Figure 1: Strength of Mothers members interviewing each other during participatory workshop.

5. The power of Why? We found that the most useful question for data insight is: “Why do the people in the room have this experience?” It gives participants the chance to express themselves more, to reflect on the essence of the problem in more detail, to “put to light” their challenges, and asks them to measure the relative weight of the reasons put forth. For example, our mothers’ group agreed that the lower status of women from traditions and customs makes it difficult for many women to participate in decision-making processes. Our youth group agreed that upbringing, age, appearance, and education all contributed to a lack of confidence in decision-making.

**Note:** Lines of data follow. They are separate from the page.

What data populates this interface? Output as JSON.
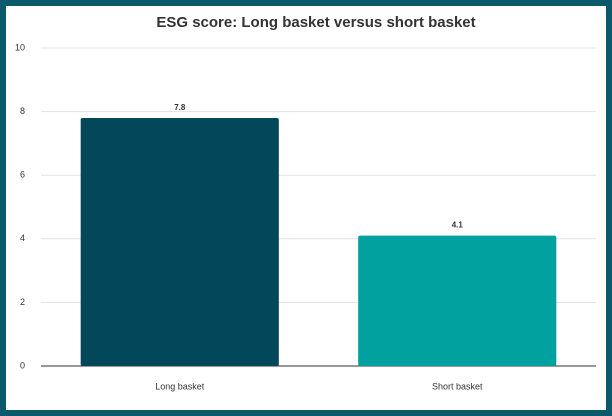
{
  "chart_data": {
    "type": "bar",
    "title": "ESG score: Long basket versus short basket",
    "categories": [
      "Long basket",
      "Short basket"
    ],
    "values": [
      7.8,
      4.1
    ],
    "colors": [
      "#02475a",
      "#00a19f"
    ],
    "ylim": [
      0,
      10
    ],
    "yticks": [
      0,
      2,
      4,
      6,
      8,
      10
    ],
    "grid": true,
    "data_labels": true
  }
}
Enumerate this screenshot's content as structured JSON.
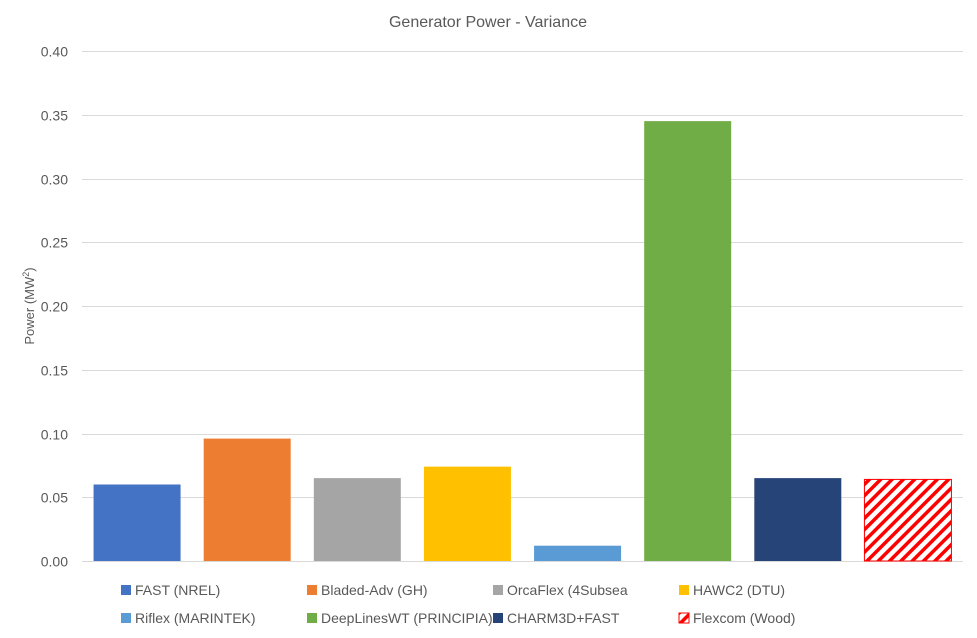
{
  "chart_data": {
    "type": "bar",
    "title": "Generator Power - Variance",
    "ylabel": "Power (MW",
    "ylabel_sup": "2",
    "ylabel_suffix": ")",
    "xlabel": "",
    "ylim": [
      0,
      0.4
    ],
    "yticks": [
      "0.00",
      "0.05",
      "0.10",
      "0.15",
      "0.20",
      "0.25",
      "0.30",
      "0.35",
      "0.40"
    ],
    "grid": true,
    "legend_position": "bottom",
    "series": [
      {
        "name": "FAST (NREL)",
        "value": 0.06,
        "color": "#4472C4",
        "pattern": "solid"
      },
      {
        "name": "Bladed-Adv (GH)",
        "value": 0.096,
        "color": "#ED7D31",
        "pattern": "solid"
      },
      {
        "name": "OrcaFlex (4Subsea",
        "value": 0.065,
        "color": "#A5A5A5",
        "pattern": "solid"
      },
      {
        "name": "HAWC2 (DTU)",
        "value": 0.074,
        "color": "#FFC000",
        "pattern": "solid"
      },
      {
        "name": "Riflex (MARINTEK)",
        "value": 0.012,
        "color": "#5B9BD5",
        "pattern": "solid"
      },
      {
        "name": "DeepLinesWT (PRINCIPIA)",
        "value": 0.345,
        "color": "#70AD47",
        "pattern": "solid"
      },
      {
        "name": "CHARM3D+FAST",
        "value": 0.065,
        "color": "#264478",
        "pattern": "solid"
      },
      {
        "name": "Flexcom (Wood)",
        "value": 0.064,
        "color": "#FF0000",
        "pattern": "hatch"
      }
    ]
  }
}
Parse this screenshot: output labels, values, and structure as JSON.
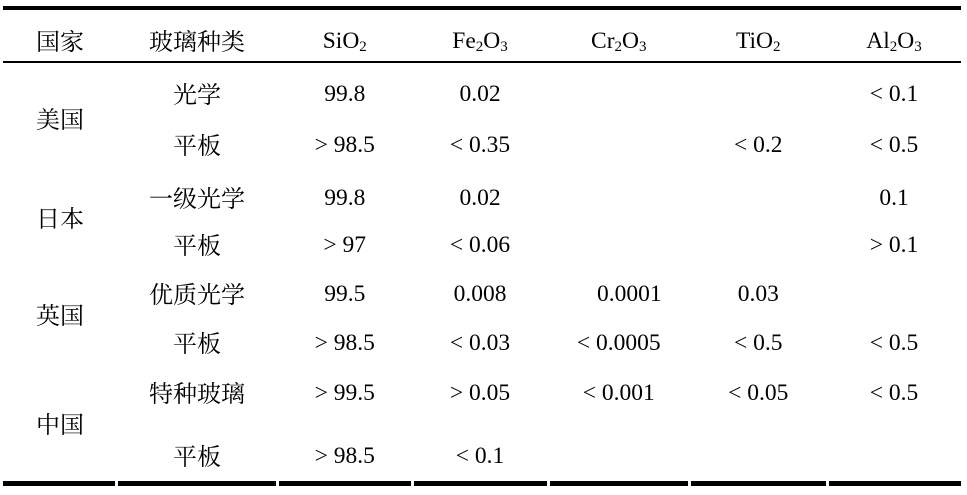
{
  "page": {
    "background": "#ffffff",
    "text_color": "#000000",
    "rule_color": "#000000"
  },
  "table": {
    "columns": [
      "国家",
      "玻璃种类",
      "SiO2",
      "Fe2O3",
      "Cr2O3",
      "TiO2",
      "Al2O3"
    ],
    "countries": [
      {
        "name": "美国",
        "rows": [
          {
            "type": "光学",
            "values": [
              "99.8",
              "0.02",
              "",
              "",
              "< 0.1"
            ]
          },
          {
            "type": "平板",
            "values": [
              "> 98.5",
              "< 0.35",
              "",
              "< 0.2",
              "< 0.5"
            ]
          }
        ]
      },
      {
        "name": "日本",
        "rows": [
          {
            "type": "一级光学",
            "values": [
              "99.8",
              "0.02",
              "",
              "",
              "0.1"
            ]
          },
          {
            "type": "平板",
            "values": [
              "> 97",
              "< 0.06",
              "",
              "",
              "> 0.1"
            ]
          }
        ]
      },
      {
        "name": "英国",
        "rows": [
          {
            "type": "优质光学",
            "values": [
              "99.5",
              "0.008",
              "0.0001",
              "0.03",
              ""
            ]
          },
          {
            "type": "平板",
            "values": [
              "> 98.5",
              "< 0.03",
              "< 0.0005",
              "< 0.5",
              "< 0.5"
            ]
          }
        ]
      },
      {
        "name": "中国",
        "rows": [
          {
            "type": "特种玻璃",
            "values": [
              "> 99.5",
              "> 0.05",
              "< 0.001",
              "< 0.05",
              "< 0.5"
            ]
          },
          {
            "type": "平板",
            "values": [
              "> 98.5",
              "< 0.1",
              "",
              "",
              ""
            ]
          }
        ]
      }
    ]
  }
}
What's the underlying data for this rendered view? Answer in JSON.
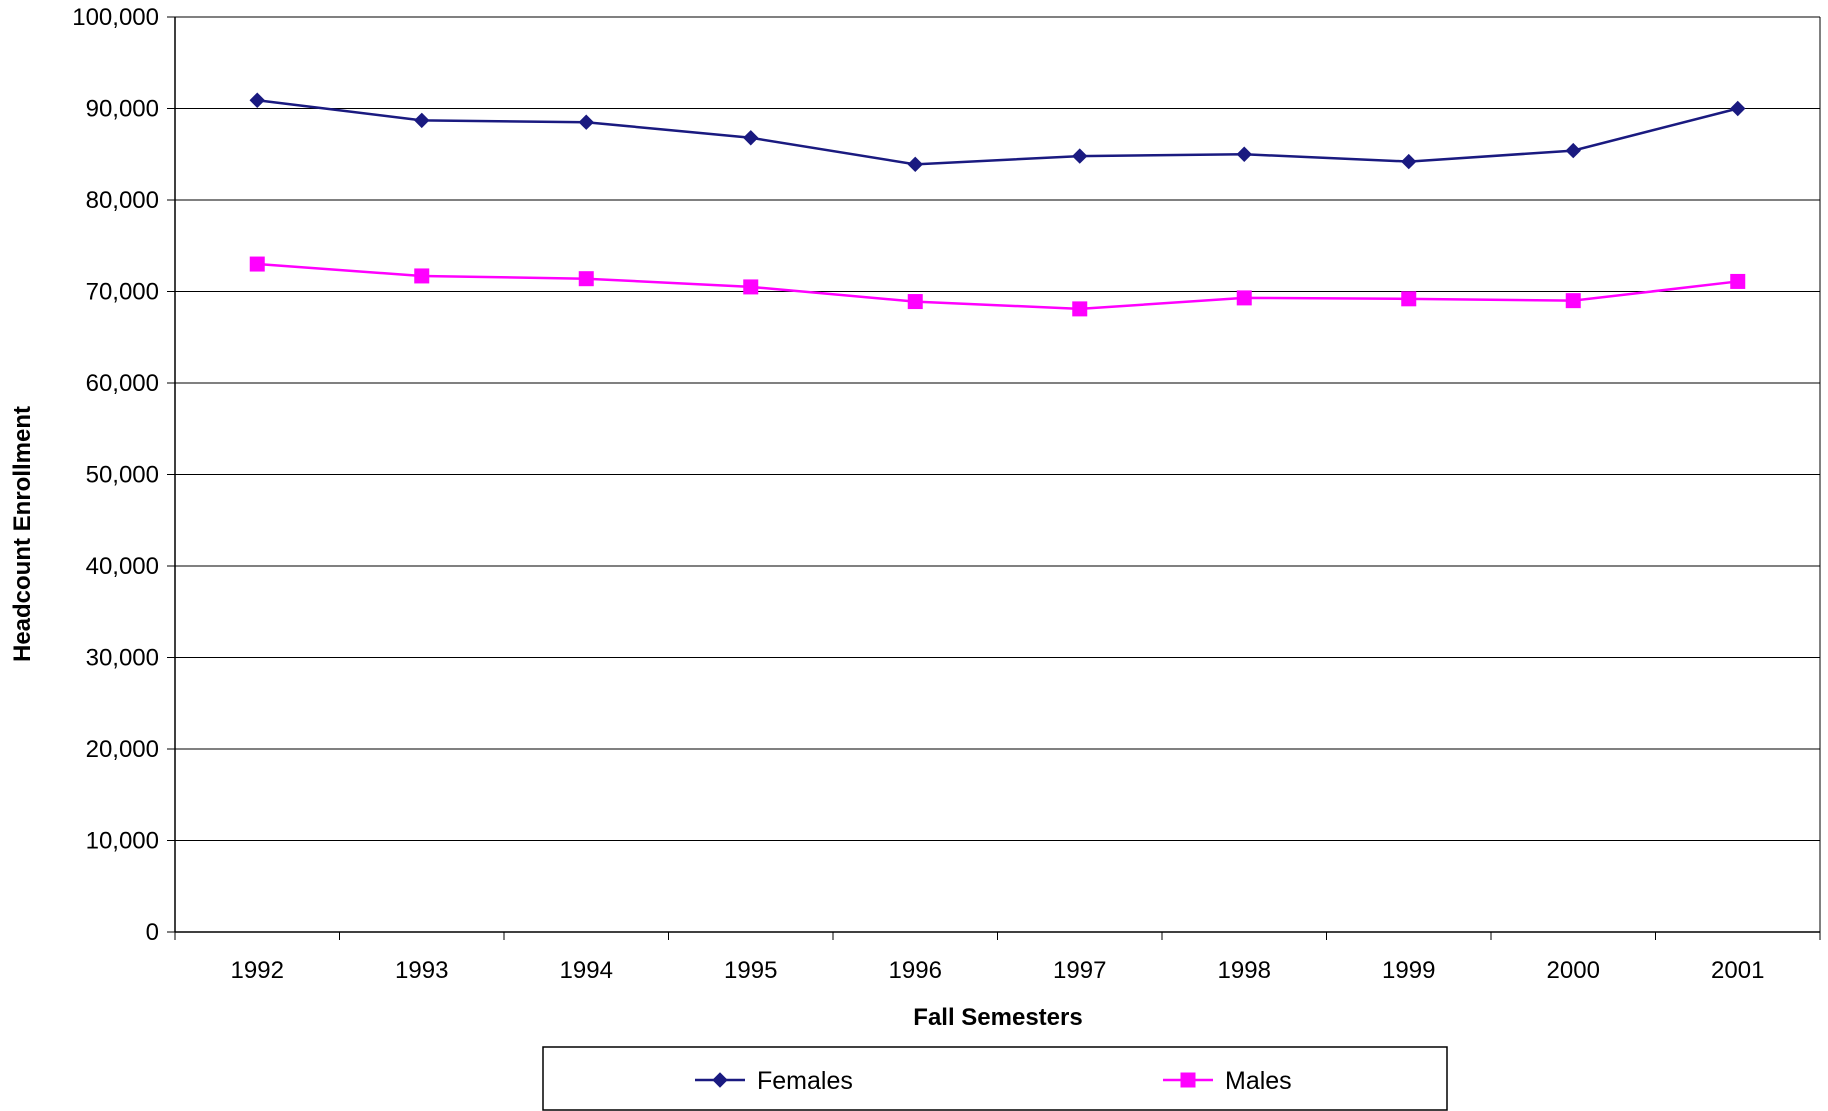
{
  "chart_data": {
    "type": "line",
    "categories": [
      "1992",
      "1993",
      "1994",
      "1995",
      "1996",
      "1997",
      "1998",
      "1999",
      "2000",
      "2001"
    ],
    "series": [
      {
        "name": "Females",
        "color": "#1a1a80",
        "marker": "diamond",
        "values": [
          90900,
          88700,
          88500,
          86800,
          83900,
          84800,
          85000,
          84200,
          85400,
          90000
        ]
      },
      {
        "name": "Males",
        "color": "#ff00ff",
        "marker": "square",
        "values": [
          73000,
          71700,
          71400,
          70500,
          68900,
          68100,
          69300,
          69200,
          69000,
          71100
        ]
      }
    ],
    "xlabel": "Fall Semesters",
    "ylabel": "Headcount Enrollment",
    "ylim": [
      0,
      100000
    ],
    "yticks": [
      0,
      10000,
      20000,
      30000,
      40000,
      50000,
      60000,
      70000,
      80000,
      90000,
      100000
    ],
    "ytick_labels": [
      "0",
      "10,000",
      "20,000",
      "30,000",
      "40,000",
      "50,000",
      "60,000",
      "70,000",
      "80,000",
      "90,000",
      "100,000"
    ],
    "grid": "horizontal",
    "legend_position": "bottom"
  }
}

6. The One Next Step.  The solution was framed to be something that could be done on their own, a realistic and actionable “one next step”. Indeed, the Why’s led directly to the design of the solution. The mothers’ group suggested teaching gender equality and leadership starting at local primary schools. The youth group decided to practice their advocacy skills starting with a current street-level issue, the reduction of garbage collection fees. We made this more practical by asking them to dramatize their advocacy, to create a story of what they could do next, and then provided constructive feedback.

The participatory process of data collection was shown to be valuable for both the empowerment of participants, the quality of the data, and for resulting stories and solutions. First, participants learn skills in active listening and group data analysis, discover common (or different) experiences of a specific issue among their peers, and feel valued as contributors to their own development. Second, the data generated has deeper insights, resulting from the analysis process as well as the power of the Why question. The combination of the two benefits is the start of a transformative mindset of citizens finding solutions, using their own data insights, and leading directly to a collective next step.

Kinara for Youth Evolution is working with CIVICUS DataShift and FabRiders to learn about the process to measure inclusive and responsive decision-making (SDG 16.7.2) using a participatory workshop approach with members of our community. We are a youth-led grassroots NGO based in Morogoro, Tanzania, empowering youth to create change for themselves and in their communities through programs in Sexual Reproductive Health and Gender, Livelihoods, Education, and Citizen Data for Advocacy.